А затем, перед уходом, еще один.
Я провожаю Ингу до самого ее дома. Дорогой мы дурачимся и даже играем в снежки.
(Четвертый стакан я едва не выпиваю в сугробе, куда мы падаем в обнимку.)
... Мы останавливаемся у ее подъезда. Инга показывает свои окна и приглашает в гости - "погреться". Сославшись на тезисы доклада, я отказываюсь.
Перспектива общения с "тещей" меня сегодня не привлекает. Я не в смокинге. Да, и насчет "четвертого стакана" я, честно говоря, погорячился.

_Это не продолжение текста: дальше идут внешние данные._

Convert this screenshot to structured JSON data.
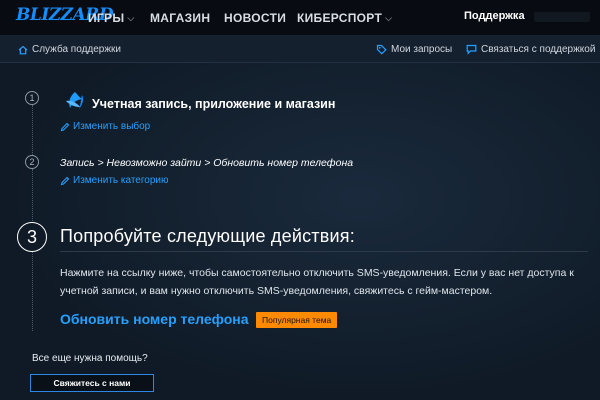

Домой я возвращаюсь пешком. Уже совсем темно, но город живет полнокровной жизнью. Снуют троллейбусы. Дети играют в снежки. Один из своих будущих романов я так и назову: "Игра в снежки". Эпиграф уже готов: "Игра в снежки - русская национальная забава" (И.Ильин).
Я люблю женщин!
Я люблю женщин в том смысле, что хорошо отношусь к ним.
Я их понимаю.
Женщины интересны мне как личности!
Мне нравится наблюдать за ними.
Как они чистят зубы, как умываются, как морщат лоб, когда считают деньги (особенно, когда их мало).
Я их жалею!
В принципе, я бы мог связать свою судьбу с каждой из них.
Даже с Галиной Ивановной!
Мне кажется, я был бы неплохим мужем.
Когда бы мы летали самолетами "Аэрофлота" и вылет нашего рейса задерживался, я бы позволял им, чтобы они спали, положив голову мне на колени...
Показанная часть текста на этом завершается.